Histograms#
Histograms offer a nice way to summarize the uncertainty/variability in scalar variables. I am assuming that you have seen histograms in the past. They work as follows:
you split the interval in which your variable takes values in bins.
you count how many times the variable falls inside its bin.
Let’s look at some examples. First, set up our environment as usual, download and clean the dataset we introduced in The Python Data Analysis Library:
!curl -O 'https://raw.githubusercontent.com/PurdueMechanicalEngineering/me-239-intro-to-data-science/master/data/temp_price.csv'
import pandas as pd
temp_price = pd.read_csv('temp_price.csv')
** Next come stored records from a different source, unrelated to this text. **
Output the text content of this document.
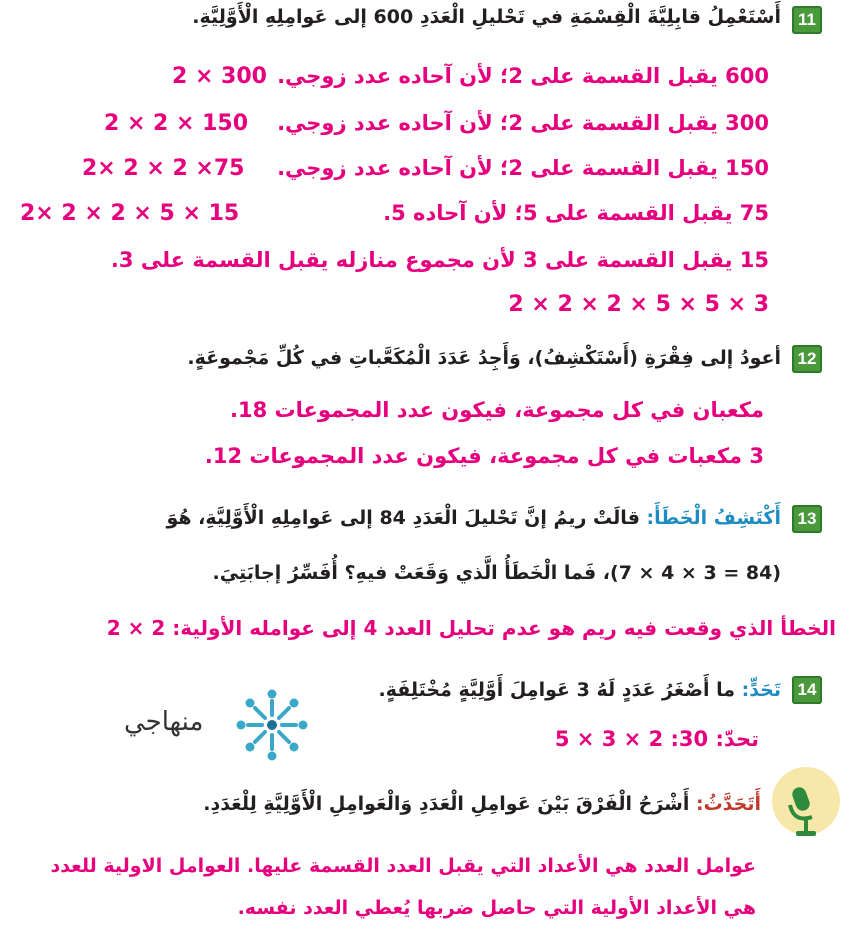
11
أَسْتَعْمِلُ قابِلِيَّةَ الْقِسْمَةِ في تَحْليلِ الْعَدَدِ 600 إلى عَوامِلِهِ الْأَوَّلِيَّةِ.
600 يقبل القسمة على 2؛ لأن آحاده عدد زوجي.
2 × 300
300 يقبل القسمة على 2؛ لأن آحاده عدد زوجي.
2 × 2 × 150
150 يقبل القسمة على 2؛ لأن آحاده عدد زوجي.
2× 2 × 2 ×75
75 يقبل القسمة على 5؛ لأن آحاده 5.
2× 2 × 2 × 5 × 15
15 يقبل القسمة على 3 لأن مجموع منازله يقبل القسمة على 3.
2 × 2 × 2 × 5 × 5 × 3
12
أعودُ إلى فِقْرَةِ (أَسْتَكْشِفُ)، وَأَجِدُ عَدَدَ الْمُكَعَّباتِ في كُلِّ مَجْموعَةٍ.
مكعبان في كل مجموعة، فيكون عدد المجموعات 18.
3 مكعبات في كل مجموعة، فيكون عدد المجموعات 12.
13
أَكْتَشِفُ الْخَطَأَ: قالَتْ ريمُ إنَّ تَحْليلَ الْعَدَدِ 84 إلى عَوامِلِهِ الْأَوَّلِيَّةِ، هُوَ
(84 = 3 × 4 × 7)، فَما الْخَطَأُ الَّذي وَقَعَتْ فيهِ؟ أُفَسِّرُ إجابَتِيَ.
الخطأ الذي وقعت فيه ريم هو عدم تحليل العدد 4 إلى عوامله الأولية: 2 × 2
14
تَحَدٍّ: ما أَصْغَرُ عَدَدٍ لَهُ 3 عَوامِلَ أَوَّلِيَّةٍ مُخْتَلِفَةٍ.
تحدّ: 30: 2 × 3 × 5
منهاجي
أَتَحَدَّثُ: أَشْرَحُ الْفَرْقَ بَيْنَ عَوامِلِ الْعَدَدِ وَالْعَوامِلِ الْأَوَّلِيَّةِ لِلْعَدَدِ.
عوامل العدد هي الأعداد التي يقبل العدد القسمة عليها. العوامل الاولية للعدد
هي الأعداد الأولية التي حاصل ضربها يُعطي العدد نفسه.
clean_data = temp_price.dropna(axis=0).rename(columns={'Price per week': 'week_price',
'Price per day': 'daily_price'})
clean_data.head().round(2)
% Total % Received % Xferd Average Speed Time Time Time Current
Dload Upload Total Spent Left Speed
100 4126 100 4126 0 0 16835 0 --:--:-- --:--:-- --:--:-- 16840
| household | date | score | t_out | t_unit | hvac | price | week_price | daily_price | |
|---|---|---|---|---|---|---|---|---|---|
| 0 | a1 | 2019-01-06 | 85 | 38.6 | 71.58 | 35.11 | 0.17 | 6.08 | 0.87 |
| 1 | a10 | 2019-01-06 | 70 | 38.6 | 73.29 | 63.95 | 0.17 | 11.07 | 1.58 |
| 2 | a11 | 2019-01-06 | 61 | 38.6 | 74.25 | 147.61 | 0.17 | 25.54 | 3.65 |
| 3 | a12 | 2019-01-06 | 65 | 38.6 | 73.71 | 74.39 | 0.17 | 12.87 | 1.84 |
| 4 | a13 | 2019-01-06 | 66 | 38.6 | 73.55 | 173.10 | 0.17 | 29.95 | 4.28 |
Let’s do the histogram of t_unit first:
fig, ax = make_full_width_fig()
ax.hist(clean_data['t_unit'])
ax.set_xlabel('Unit temperature (F)')
ax.set_ylabel('Counts')
save_for_book(fig, 'ch4.fig7')
It is straightforward to read this. Each bar gives you the number of households with internal temperature that fall with a bin.
Some times, we want to normalize the height of the bars so that the total area covered by the histogram is one.
To do this, you need to divide by the total number of observations and by the width of each bin.
What we get is a density.
We will see in later lectures that this is an approximation of a probability density of a random variable.
To get the density you need to use the keyword density=True in hist.
Here is how:
fig, ax = make_full_width_fig()
ax.hist(clean_data['t_unit'], density=True)
ax.set_xlabel('Unit temperature (F)')
ax.set_ylabel('Frequency')
save_for_book(fig, 'ch4.fig8')
You can also change the bin number. The default is 10. Let’s make it 5.
fig, ax = make_full_width_fig()
ax.hist(clean_data['t_unit'], density=True, bins=5)
ax.set_xlabel('Unit temperature (F)')
ax.set_ylabel('Frequency')
save_for_book(fig, 'ch4.fig9')
Alternatively, you can also specify the bins on your own. You just have to provide the bin edges. Let’s pick: \((65, 72, 76, 82)\). Here we go:
fig, ax = make_full_width_fig()
ax.hist(clean_data['t_unit'], density=True, bins=(65, 70, 73, 76, 82))
ax.set_xlabel('Unit temperature (F)')
ax.set_ylabel('Frequency')
save_for_book(fig, 'ch4.fig10')
Let’s plot a few more things on our histogram. For example, let’s plot the raw data as points on the x-axis. Here is how we can do that:
import numpy as np
fig, ax = make_full_width_fig()
ax.hist(clean_data['t_unit'], density=True, bins=(65, 70, 73, 76, 82))
ax.set_xlabel('Unit temperature (F)')
ax.set_ylabel('Frequency')
# Add a plot of points with x axis being the temperatures and the
# y axis being zeros
ax.plot(clean_data['t_unit'], np.zeros(clean_data.shape[0]), '.')
# Move the plotting range a bit to the negative so that we can see the points
ax.set_ylim(-0.005, 0.16)
(-0.005, 0.16)
This is nice. Let’s add some more information here. What about using a big red cross for marking the avarege temperature? Let’s do it!
average_unit_T = clean_data['t_unit'].mean()
# Same us before
fig, ax = make_full_width_fig()
ax.hist(clean_data['t_unit'], density=True, bins=(65, 70, 73, 76, 82))
ax.set_xlabel('Unit temperature (F)')
ax.set_ylabel('Frequency')
ax.plot(clean_data['t_unit'], np.zeros(clean_data.shape[0]), '.')
ax.set_ylim(-0.005, 0.16)
# But now I am adding the red cross at the average
ax.axvline(clean_data['t_unit'].mean(), color='k', linestyle='--')
save_for_book(fig, 'ch4.fig11')
There is no limit to what you can plot with matplotlib!
Questions#
Write some code to draw the histogram of the score.
# YOUR CODE HERE